Just as in Pristina, the center of Tirana is adorned with a statue of Skanderbeg on horseback. This Skanderbeg has a long strip of grass to himself, called Skanderbeg Square. The Skanderbeg in Pristina is currently hosting a viewing area for the 2016 UEFA "football" championships. Kosovo is still not eligible to compete in international sports, so the Kosovars I have met are loyal supporters of the Albanian team. In fact, there is currently a life-size cutout of the Albanian team standing at the feet of Skanderbeg's horse. Present day national heroes standing before a national hero of the past.
On
On Saturday it was still hot in Tirana. I decided to visit Mount Dejti, a fifteen minute cable car ride outside of the city. There is a hotel and restaurant on the mountain. I spent a few hours hiking in the morning. The only other people I met on the trails were a Swedish family who live in Tirana for half the year. It is always fun to meet other Swedes around the world, as there are so few of us. I got a bit lost on the mountain, and came across a quaint sign and fence warning me that I was about to enter a military zone. Since it was a hot, hazy day in Tirana, the photos from the mountaintop did not turn out very well. I then took the cable car back into the city. I was once humiliated on a hike in Yosemite, when one of my companions led me to believe that a trolley would take us back down the mountain after we reached the peak. Thirteen years later I have yet to live down my gullibility from this instance. Luckily, on this mountain there was transportation available to take me back down into the city.
Whenever I retreated to the hostel to escape the heat and charge my phone, the owner would talk to me about Albania.

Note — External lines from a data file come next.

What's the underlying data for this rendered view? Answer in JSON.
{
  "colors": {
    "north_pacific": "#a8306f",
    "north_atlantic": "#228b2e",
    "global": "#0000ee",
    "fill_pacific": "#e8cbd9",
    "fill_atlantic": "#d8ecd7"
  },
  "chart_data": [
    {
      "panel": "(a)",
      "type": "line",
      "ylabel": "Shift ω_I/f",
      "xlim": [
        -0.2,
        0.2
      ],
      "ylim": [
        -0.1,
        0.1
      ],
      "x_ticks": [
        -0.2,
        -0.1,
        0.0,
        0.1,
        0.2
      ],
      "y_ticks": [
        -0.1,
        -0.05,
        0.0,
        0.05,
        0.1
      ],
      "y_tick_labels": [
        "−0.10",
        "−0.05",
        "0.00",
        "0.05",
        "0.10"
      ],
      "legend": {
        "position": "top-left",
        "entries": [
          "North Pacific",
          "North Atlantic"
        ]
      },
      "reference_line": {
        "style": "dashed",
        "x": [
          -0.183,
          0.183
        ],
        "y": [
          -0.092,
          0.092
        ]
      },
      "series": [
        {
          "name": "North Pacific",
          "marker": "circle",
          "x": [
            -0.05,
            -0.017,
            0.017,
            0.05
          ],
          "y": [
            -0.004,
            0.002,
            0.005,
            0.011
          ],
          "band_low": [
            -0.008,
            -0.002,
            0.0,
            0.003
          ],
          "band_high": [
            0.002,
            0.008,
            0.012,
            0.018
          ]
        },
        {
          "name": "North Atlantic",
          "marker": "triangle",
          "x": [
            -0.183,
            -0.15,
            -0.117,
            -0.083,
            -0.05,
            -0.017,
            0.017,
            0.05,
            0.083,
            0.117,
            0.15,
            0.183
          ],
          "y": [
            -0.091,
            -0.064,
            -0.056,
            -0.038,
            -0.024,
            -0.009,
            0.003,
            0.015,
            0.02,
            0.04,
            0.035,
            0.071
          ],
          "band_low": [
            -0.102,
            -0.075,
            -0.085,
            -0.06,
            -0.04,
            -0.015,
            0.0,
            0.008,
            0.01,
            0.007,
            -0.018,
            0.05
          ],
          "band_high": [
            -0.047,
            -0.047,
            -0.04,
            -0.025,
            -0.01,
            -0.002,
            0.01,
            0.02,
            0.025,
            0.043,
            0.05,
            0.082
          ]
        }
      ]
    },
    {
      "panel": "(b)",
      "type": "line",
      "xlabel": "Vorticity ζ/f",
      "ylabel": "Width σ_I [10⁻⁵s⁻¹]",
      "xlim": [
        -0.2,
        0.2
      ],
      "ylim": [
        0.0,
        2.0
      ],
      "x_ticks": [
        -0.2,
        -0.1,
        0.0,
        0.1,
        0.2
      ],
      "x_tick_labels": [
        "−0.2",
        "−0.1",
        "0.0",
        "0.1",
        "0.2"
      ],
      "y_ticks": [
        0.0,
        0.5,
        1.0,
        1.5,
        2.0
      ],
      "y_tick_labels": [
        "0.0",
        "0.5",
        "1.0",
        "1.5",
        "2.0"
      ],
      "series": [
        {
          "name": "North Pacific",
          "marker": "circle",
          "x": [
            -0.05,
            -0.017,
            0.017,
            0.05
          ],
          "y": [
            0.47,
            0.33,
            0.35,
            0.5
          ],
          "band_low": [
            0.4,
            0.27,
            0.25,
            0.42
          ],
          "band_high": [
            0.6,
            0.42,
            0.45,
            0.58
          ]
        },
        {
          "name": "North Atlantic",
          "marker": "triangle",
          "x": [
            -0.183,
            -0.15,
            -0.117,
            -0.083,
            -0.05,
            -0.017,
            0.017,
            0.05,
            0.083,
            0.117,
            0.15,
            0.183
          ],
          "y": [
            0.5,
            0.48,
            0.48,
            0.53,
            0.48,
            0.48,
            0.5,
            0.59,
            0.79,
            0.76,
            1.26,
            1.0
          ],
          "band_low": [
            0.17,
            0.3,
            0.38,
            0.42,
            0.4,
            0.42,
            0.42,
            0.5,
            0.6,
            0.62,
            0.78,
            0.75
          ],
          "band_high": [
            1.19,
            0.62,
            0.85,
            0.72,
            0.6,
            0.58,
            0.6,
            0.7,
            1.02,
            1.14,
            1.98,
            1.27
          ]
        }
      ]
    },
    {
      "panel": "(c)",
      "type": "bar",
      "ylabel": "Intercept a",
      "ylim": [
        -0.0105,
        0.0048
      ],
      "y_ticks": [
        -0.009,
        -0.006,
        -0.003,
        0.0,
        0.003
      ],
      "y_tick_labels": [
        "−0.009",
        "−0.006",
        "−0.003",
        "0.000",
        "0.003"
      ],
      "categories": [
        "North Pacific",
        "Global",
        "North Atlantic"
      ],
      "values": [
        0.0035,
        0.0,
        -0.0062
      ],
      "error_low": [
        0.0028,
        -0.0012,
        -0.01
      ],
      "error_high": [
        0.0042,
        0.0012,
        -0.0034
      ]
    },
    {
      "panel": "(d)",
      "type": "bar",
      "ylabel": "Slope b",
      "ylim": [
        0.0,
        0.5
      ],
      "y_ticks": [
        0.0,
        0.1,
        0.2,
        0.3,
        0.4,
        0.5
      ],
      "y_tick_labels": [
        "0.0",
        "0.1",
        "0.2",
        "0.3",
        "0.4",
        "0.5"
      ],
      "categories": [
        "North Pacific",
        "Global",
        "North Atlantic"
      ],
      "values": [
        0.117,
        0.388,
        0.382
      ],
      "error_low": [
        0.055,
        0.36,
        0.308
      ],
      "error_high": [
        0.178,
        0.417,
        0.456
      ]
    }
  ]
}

He pointed out the ugly apartment building behind the hostel, and told me it was built by the communist government after it seized the majority of his family's land. He also told me about how Albanians were not allowed to leave the country during this time, though his father was able to travel as a part of the national football team. He also described what he considered to be the main difference between Albanians in Kosovo and Albania. "In Kosovo the people work very hard. People are not so hard here; they are soft. Well, not in Tirana," he said, as he lay on the couch between his first and second nap of the day. "But everyone outside the city is soft."
Despite the heat, and being forced to shower more than I would like, Tirana is my favorite city that I have visited so far in the Western Balkans. It is a beautiful city. The architecture is more impressive than in Pristina, and not as garish as the architecture in Skopje.